Between October 2012 and September 2015, 83 patients with ARDS requiring NIV delivered by face mask for at least eight hours were randomly assigned to continue face mask NIV or switch to a helmet for NIV support.
Although the researchers had planned enrollment of 206 patients (103 patients per group), early trial termination resulted in 44 patients randomly assigned to the helmet group and 39 to the face mask group.
Reductions in Mortality and Intubation Rates
As Dr. Kress reported, the intubation rate was 61.5% (n=24) for the face mask group and 18.2% (n=8) for the helmet group, a 43% absolute difference (P<0.001).
The number of ventilator-free days also was significantly higher in the helmet group (28) compared with patients who continued face mask NIV (12.5; P<0.001).
In addition, hospital and 90-day mortality were significantly lower in the helmet group than in the face mask group. At 90 days, 15 patients (34.1%) in the helmet group died compared with 22 patients (56.4%) in the face mask group.
Dr. Kress noted that decreased mortality and intubation rates were likely related. “If you can avoid getting intubated, your chances of dying are lower,” he explained. “That’s been the impetus behind noninvasive ventilation for the last 20 years.”
With just three interface-related skin ulcers for each group, the incidence of adverse events also was low.
Finally, at 8 and 5 cm H2O, respectively, the median PEEP was significantly different between the helmet and face mask groups, Dr. Kress said.
“Although we didn’t measure alveolar recruitment directly, we believe the helmet reduces respiratory distress,” Dr. Kress said. “When patients were switched from face mask to helmet, respiratory rate decreased by an average of 3 breaths per minute.”
Despite the success of the helmet with NIV, questions remain about the best treatment option. As Dr. Kress noted, a high-flow nasal cannula, which is more widely available, also has been proven effective in randomized controlled trials (N Engl J Med 2015;372:2185-2196). Moreover, although the face mask has largely moved out of favor, he is reluctant to discard the device entirely.
“I’m not sure I’m ready to throw the noninvasive face mask away, but I might be ready to throw it away in the setting of acute hypoxemic respiratory failure,” Dr. Kress said. “Certainly, in the future, I think we need to do more studies. How to design those studies, though, remains a work in progress.”
In an editorial (JAMA 2016;315:2401-2403), Jeremy R. Beitler, MD, MPH, of the Division of Pulmonary and Critical Care Medicine at the University of C alifornia, San Diego, and his colleagues noted that, while the helmet interface offers unique advantages that may influence efficacy of NIV, additional testing is needed.
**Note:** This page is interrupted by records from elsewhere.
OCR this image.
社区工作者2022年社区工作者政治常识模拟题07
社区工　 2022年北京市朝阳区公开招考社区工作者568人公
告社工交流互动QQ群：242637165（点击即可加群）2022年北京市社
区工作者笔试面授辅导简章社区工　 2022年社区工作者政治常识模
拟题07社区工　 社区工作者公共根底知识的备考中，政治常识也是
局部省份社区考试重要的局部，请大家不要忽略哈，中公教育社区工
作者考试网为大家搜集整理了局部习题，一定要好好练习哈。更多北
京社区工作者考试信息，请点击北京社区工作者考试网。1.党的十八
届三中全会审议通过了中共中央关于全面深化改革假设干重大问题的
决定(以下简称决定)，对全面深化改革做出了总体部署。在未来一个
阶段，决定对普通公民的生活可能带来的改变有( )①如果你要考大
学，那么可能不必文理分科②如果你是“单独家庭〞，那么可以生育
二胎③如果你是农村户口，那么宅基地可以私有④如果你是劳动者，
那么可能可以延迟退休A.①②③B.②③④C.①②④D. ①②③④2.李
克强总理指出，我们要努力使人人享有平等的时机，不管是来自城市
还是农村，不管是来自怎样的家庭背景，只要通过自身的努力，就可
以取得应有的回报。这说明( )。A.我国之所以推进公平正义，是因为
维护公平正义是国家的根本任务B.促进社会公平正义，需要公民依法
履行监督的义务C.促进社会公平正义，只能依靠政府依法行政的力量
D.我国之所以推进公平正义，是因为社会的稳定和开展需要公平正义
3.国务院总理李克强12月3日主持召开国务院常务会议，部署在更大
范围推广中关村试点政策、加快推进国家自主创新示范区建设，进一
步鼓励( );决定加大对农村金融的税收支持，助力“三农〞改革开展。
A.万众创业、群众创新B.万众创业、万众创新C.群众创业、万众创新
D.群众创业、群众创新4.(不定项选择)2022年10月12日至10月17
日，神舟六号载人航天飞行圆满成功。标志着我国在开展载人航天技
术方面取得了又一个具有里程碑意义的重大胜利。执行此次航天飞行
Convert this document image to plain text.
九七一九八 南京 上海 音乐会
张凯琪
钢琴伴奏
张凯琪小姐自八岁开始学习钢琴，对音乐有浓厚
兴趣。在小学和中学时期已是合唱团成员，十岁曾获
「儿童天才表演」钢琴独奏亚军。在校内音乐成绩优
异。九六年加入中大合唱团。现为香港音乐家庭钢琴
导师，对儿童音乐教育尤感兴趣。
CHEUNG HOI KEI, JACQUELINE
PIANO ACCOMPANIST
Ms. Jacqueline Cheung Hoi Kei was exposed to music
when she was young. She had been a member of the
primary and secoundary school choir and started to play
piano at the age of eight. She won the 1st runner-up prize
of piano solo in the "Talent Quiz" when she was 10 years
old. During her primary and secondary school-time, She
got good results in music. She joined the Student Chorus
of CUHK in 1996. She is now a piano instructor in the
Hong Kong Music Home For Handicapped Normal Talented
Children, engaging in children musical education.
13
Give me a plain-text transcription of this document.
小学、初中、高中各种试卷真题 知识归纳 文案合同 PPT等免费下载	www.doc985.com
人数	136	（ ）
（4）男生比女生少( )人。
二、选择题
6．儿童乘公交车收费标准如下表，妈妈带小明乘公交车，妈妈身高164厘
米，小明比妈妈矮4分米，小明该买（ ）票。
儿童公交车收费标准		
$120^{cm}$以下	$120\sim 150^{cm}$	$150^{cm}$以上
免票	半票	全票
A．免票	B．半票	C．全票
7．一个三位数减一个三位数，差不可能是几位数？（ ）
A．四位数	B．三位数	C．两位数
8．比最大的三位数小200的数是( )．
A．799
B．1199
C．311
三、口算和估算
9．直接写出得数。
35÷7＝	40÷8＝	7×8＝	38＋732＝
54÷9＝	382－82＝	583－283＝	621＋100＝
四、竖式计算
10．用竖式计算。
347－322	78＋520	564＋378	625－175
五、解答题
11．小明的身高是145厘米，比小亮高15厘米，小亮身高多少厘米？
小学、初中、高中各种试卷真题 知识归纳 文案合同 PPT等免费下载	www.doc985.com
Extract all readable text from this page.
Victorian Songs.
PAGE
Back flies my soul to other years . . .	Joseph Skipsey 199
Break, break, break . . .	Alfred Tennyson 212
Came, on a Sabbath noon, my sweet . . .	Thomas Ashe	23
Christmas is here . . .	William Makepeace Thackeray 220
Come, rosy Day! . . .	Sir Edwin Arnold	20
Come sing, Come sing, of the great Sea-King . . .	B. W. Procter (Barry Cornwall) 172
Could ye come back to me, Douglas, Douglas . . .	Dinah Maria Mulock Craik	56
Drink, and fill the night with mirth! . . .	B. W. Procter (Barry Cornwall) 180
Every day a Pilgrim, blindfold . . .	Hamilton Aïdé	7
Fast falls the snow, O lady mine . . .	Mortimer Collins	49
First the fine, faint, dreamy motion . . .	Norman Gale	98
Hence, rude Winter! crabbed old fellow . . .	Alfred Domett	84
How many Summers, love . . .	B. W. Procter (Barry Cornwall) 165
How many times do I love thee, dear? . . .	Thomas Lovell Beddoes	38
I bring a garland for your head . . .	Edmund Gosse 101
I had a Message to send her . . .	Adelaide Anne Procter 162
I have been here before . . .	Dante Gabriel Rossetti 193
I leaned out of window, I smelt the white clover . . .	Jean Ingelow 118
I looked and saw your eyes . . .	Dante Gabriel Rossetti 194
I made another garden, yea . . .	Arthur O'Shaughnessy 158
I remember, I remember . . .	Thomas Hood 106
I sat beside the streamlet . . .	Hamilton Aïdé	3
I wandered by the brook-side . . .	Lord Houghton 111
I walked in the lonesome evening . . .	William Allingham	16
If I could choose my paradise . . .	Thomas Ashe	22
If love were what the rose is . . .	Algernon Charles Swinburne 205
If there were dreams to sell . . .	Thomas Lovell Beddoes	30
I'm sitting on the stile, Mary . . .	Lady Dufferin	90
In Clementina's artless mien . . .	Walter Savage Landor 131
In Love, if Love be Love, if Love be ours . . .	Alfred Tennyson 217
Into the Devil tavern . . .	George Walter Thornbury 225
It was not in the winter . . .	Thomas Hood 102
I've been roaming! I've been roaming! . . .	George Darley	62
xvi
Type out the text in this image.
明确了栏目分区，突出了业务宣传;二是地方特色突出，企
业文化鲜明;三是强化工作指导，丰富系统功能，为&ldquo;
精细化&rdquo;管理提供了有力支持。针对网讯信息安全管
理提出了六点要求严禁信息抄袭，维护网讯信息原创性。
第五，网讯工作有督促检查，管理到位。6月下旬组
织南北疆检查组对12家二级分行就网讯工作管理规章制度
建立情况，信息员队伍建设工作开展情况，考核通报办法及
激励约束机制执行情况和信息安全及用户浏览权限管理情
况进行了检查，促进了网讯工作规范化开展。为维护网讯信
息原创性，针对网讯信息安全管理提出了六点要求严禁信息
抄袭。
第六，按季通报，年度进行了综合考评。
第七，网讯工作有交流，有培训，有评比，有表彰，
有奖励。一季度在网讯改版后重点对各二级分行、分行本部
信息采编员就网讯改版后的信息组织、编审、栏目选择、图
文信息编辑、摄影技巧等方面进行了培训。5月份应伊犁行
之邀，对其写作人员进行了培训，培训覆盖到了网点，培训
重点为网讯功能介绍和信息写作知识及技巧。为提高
“Clarification of appropriate eligibility criteria, optimal ventilator settings, and potential mechanisms of effect are needed before clinicians could consider an expanded role for helmet NIV in routine management of select patients with ARDS,” Dr. Beitler said. “Regardless, it is increasingly clear that there may be an important albeit underinvestigated role for some form of high-level noninvasive respiratory support to prevent intubation, and perhaps mortality, in acute hypoxemic respiratory failure.
“Whether helmet NIV affords benefit over high-flow nasal cannula warrants testing in a multicenter trial,” Dr. Beitler concluded.